Se dice, Dios ha querido que esta persona se enfrente a esa pérdida, a ese accidente, a esa desgracia, para propiciar su desarrollo espiritual. Y el doliente se pregunta ¿por qué esta desgracia? Y ¿por qué a mí? Es decir, el "misterio" del sufrimiento tendría un propósito educador para la Iglesia. Pero ¿cuantos millones de personas mueren cada año alejados de Dios sin haber comprendido nada sobre el sentido de sus vidas? Son los fallidos de Dios.
Cuando nos planteamos la
cuestión de por qué Dios, siendo omnipotente y misericordioso, permite que haya
sufrimiento en el mundo, llegamos a la conclusión inevitable, aunque no por
ello menos absurda, de que, bien Dios sería un personaje malévolo al permitir
el dolor pudiendo evitarlo, o bien un ser imperfecto que perdió el control de
su propia creación al no poder evitar todo ese dolor.

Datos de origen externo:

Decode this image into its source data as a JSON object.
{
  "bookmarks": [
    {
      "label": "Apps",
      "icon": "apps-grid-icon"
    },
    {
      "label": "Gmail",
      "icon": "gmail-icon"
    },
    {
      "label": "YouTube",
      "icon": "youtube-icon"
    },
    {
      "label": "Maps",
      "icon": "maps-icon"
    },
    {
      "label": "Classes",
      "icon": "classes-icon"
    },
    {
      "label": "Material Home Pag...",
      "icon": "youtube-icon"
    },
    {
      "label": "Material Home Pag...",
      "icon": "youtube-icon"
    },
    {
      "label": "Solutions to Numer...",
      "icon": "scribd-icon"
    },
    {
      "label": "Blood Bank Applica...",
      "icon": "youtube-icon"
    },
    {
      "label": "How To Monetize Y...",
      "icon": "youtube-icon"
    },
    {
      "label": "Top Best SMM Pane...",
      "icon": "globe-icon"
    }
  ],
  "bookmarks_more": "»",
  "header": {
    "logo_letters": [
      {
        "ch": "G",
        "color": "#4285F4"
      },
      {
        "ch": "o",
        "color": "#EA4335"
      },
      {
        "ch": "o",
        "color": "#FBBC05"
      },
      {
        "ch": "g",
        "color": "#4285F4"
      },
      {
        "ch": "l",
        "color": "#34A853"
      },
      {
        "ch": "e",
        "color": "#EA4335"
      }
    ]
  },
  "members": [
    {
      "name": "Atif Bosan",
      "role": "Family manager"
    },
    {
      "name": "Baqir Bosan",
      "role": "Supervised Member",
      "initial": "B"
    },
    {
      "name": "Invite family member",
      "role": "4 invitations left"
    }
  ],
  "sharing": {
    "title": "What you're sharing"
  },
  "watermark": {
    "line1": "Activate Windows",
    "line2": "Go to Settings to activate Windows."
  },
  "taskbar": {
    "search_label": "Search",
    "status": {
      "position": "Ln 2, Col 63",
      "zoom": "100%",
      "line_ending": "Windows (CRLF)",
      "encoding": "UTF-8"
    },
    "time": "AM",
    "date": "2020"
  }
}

La primera crítica que opondríamos
es, de ser así, el mundo sería completamente distinto al que conocemos. Sería
un mundo perfecto. Cualquier leve molestia se haría acreedora de la
intervención divina.
Se hace por tanto
imprescindible reformular la cuestión en términos de la utilidad, del propósito
o función que ese sufrimiento cumple tanto para Dios como para los hombres. En
este punto hemos de evitar convertirnos en jueces que rápidamente condenan a Dios
por las desgracias que otros padecen. ¿Qué sabemos nosotros de las
circunstancias de éstos? Mientras, por el contrario, sí parece del todo
razonable dudar del plan de Dios para con cada uno mismo. ¿Por qué y para qué
nos acaece la desgracia, la ruina, la enfermedad? ¿Y qué lugar ocupa Dios en
todo ello?
La pregunta surge
inevitablemente en nuestras mentes: ¿por qué no alivia Dios al menos el
sufrimiento de los inocentes e indefensos? A través de los siglos, esta
duda irresoluble ha causado más bajas en las filas de los creyentes que
cualquier otra cuestión de fe.
¿Es quizá el dolor el medio
para acercarnos a Dios? Porque, en ausencia de dolor, ¿qué necesidad tenemos de
Él?
Como con frecuencia dicen
los fieles ante la adversidad, “Dios aprieta, pero no ahoga”. La
pregunta que hemos de hacernos es, “¿por qué nos aprieta Dios en primer
lugar?”. Tenemos la idea preconcebida, irracional y profundamente
equivocada, de que el sufrimiento nos purifica ante los ojos de Dios.
Pero también se está
comprobando que el ser humano tiende hacia una visión cortoplacista de su propia
existencia. Sacrificamos nuestro bienestar y felicidad futura por obtener beneficios
a corto plazo. Buscamos todas las excusas disponibles para evitar el
sacrificio. Vivimos en una sociedad cada vez más consumista que relativiza los
valores tradicionales y no se siente obligada a casi nada, mientras que invoca
todo tipo de derechos frente a los demás y reacciona salvajemente cuando se le
imponen límites necesarios para la convivencia pacífica. Cada vez somos más en
el planeta y los recursos son escasos.
Por el contrario, ese “vencerse
a sí mismo” en renuncia al placer inmediato, ya sea sexual o de otro tipo,
junto al esfuerzo por hacer bien las cosas, por prestar la diligencia debida en
nuestras ocupaciones diarias, ya se trate de tareas domésticas o de grandes
decisiones de gobierno de un país, todo ello nos fortalece el carácter y nos
prepara psicológicamente para poder resistir mejor ante la adversidad.
Citando a C.S. Lewis en su
obra “El problema del dolor”, el sufrimiento no se puede valorar en términos
agregados, es decir, no es más significativo el sufrimiento de mil personas que
el de una sola, dado que el dolor se agota individualmente. No es menos
significativo el sufrimiento de un niño que agoniza por hambruna que el de
veinte occidentales que padecen la enfermedad terminal.